Legislators also pushed for more funding for the system to enhance staffing and fortify facilities. They shifted away from trying to implement a softer, more therapeutic model of juvenile justice to one that was more punitive and more closely resembled the adult prison system.
Landry, a former law enforcement officer, then came into office in 2024 with a more aggressive approach to public safety than Edwards. He and the legislature passed a sweeping package of bills to make it more difficult for people to be released from prison for good behavior.
Landry also pushed through a law that requires all 17-year-olds to be put through the adult criminal justice system. Previously, district attorneys had been able to choose whether to send a 17-year-old to adult or juvenile prison.
The juvenile justice system’s budget has continued to increase over Landry’s three years in office. Its operational expenses jumped $20 million, from $174.5 million to $194.4 million, during his first year, according to the Senate staff budget presentation.
The governor has proposed another big increase of $28 million for the 2026-27 budget year that starts July 1, though at least $10 million of that is for staff salaries that aren’t necessarily new, Starnes said. The bulk of the remaining $18 million will go toward expanding the state’s youth prison capacity.
The Landry administration wants to spend $15.2 million to open a new 56-bed youth prison and hire 122 staff members in a Vernon Parish building purchased from the local sheriff. Officials are also hoping to put 36 youth with 31 new staff members at the old Jetson Center for Youth in East Baton Rouge parish, which will cost $1.9 million.
The long-term plan for the Jetson site is to replace the existing facility with a complex that will house up to 72 children and teenagers. It is expected to cost an additional $70 million to build and would open during the 2027-28 state budget year.
The juvenile justice system lacks enough beds to accommodate all the young people who are supposed to be incarcerated, Starnes said. There are typically 70 to 80 youth waiting in local detention centers for slots in state facilities.
Starnes also said state facilities are a better place for youth than staying in detention centers for months on end. The state youth prisons have more rehabilitation services and education opportunities. The juvenile justice system partners with local community colleges to provide job training courses, for example.
“The sooner we get them into OJJ care, the sooner they can start receiving those services that they need, those wraparound services, the rehabilitation to try to get them on the right track,” Starnes told the senators.
Advocates for incarcerated youth disagree with Starnes’ assessment and oppose the state’s plans to open new juvenile prisons.

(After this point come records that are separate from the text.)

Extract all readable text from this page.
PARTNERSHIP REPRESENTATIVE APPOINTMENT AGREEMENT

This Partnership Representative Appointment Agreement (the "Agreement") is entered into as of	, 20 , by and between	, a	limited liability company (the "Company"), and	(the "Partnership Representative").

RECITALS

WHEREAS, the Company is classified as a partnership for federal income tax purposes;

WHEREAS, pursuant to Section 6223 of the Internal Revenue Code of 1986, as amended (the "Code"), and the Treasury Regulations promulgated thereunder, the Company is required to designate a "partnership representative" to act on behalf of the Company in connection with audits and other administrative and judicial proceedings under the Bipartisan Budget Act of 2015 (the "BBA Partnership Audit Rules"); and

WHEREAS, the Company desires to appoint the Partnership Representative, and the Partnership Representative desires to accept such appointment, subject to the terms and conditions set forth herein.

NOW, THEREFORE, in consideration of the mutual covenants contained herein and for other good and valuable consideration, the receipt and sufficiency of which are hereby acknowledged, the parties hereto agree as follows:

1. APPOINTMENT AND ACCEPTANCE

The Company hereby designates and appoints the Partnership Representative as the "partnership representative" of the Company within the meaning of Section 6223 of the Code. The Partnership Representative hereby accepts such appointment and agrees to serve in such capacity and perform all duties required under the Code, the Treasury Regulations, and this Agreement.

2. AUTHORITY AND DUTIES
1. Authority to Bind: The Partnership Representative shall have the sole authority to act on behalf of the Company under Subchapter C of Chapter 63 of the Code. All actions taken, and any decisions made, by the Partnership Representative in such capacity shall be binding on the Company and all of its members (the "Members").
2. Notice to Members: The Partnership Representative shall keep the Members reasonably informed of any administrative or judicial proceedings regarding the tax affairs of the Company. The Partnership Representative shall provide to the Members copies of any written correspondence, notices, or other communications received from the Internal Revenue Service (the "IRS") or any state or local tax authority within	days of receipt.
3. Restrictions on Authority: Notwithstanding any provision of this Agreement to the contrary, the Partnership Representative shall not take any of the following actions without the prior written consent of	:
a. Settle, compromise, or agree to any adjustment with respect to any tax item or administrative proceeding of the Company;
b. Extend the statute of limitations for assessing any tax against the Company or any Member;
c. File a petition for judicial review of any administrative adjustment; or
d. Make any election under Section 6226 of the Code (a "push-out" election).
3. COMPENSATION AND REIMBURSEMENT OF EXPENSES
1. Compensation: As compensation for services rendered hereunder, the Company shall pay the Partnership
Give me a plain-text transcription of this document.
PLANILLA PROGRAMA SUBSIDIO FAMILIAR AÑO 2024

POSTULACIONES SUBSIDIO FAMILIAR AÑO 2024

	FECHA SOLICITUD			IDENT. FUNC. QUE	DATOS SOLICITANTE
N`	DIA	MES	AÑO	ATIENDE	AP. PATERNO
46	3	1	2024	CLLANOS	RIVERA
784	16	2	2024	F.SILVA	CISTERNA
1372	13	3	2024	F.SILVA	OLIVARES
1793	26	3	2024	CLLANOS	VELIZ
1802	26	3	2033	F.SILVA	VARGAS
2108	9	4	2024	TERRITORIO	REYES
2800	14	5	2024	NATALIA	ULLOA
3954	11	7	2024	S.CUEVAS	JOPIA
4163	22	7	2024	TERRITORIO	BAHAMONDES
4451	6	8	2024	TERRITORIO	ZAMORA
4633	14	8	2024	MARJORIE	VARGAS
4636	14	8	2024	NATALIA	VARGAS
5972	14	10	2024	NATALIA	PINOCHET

“We are calling on Louisiana lawmakers to reexamine the state’s youth justice budget and shift investments toward community based supports, rehabilitation, and front end prevention services,” said Antonio Travis, youth organizing manager of Families and Friends of Louisiana’s Incarcerated Children in a written statement Monday.
“We have not received basic answers to critical questions about this new facility [in Vernon Parish], and the plan risks blurring lines between youth and adult incarceration and deepening harm,” Travis said.
Increased juvenile justice costs come at a time when the state is also seeing a significant increase in adult prison costs.
The Landry administration is proposing to spend an additional $82 million on adult prison expenses in 2026-2027. The adult prison population has gone up considerably since the governor and lawmakers passed more severe prison sentences for crimes in 2024.
Collectively, Landry is proposing to spend $1.3 billion on juvenile justice, the adult correctional system and sheriff’s housing for state inmates in the budget year that starts July 1.
Most of that money, about $1.2 billion, comes from the same pool of state funding that pays for public universities and colleges, K-12 schools, early childhood education and economic development incentives.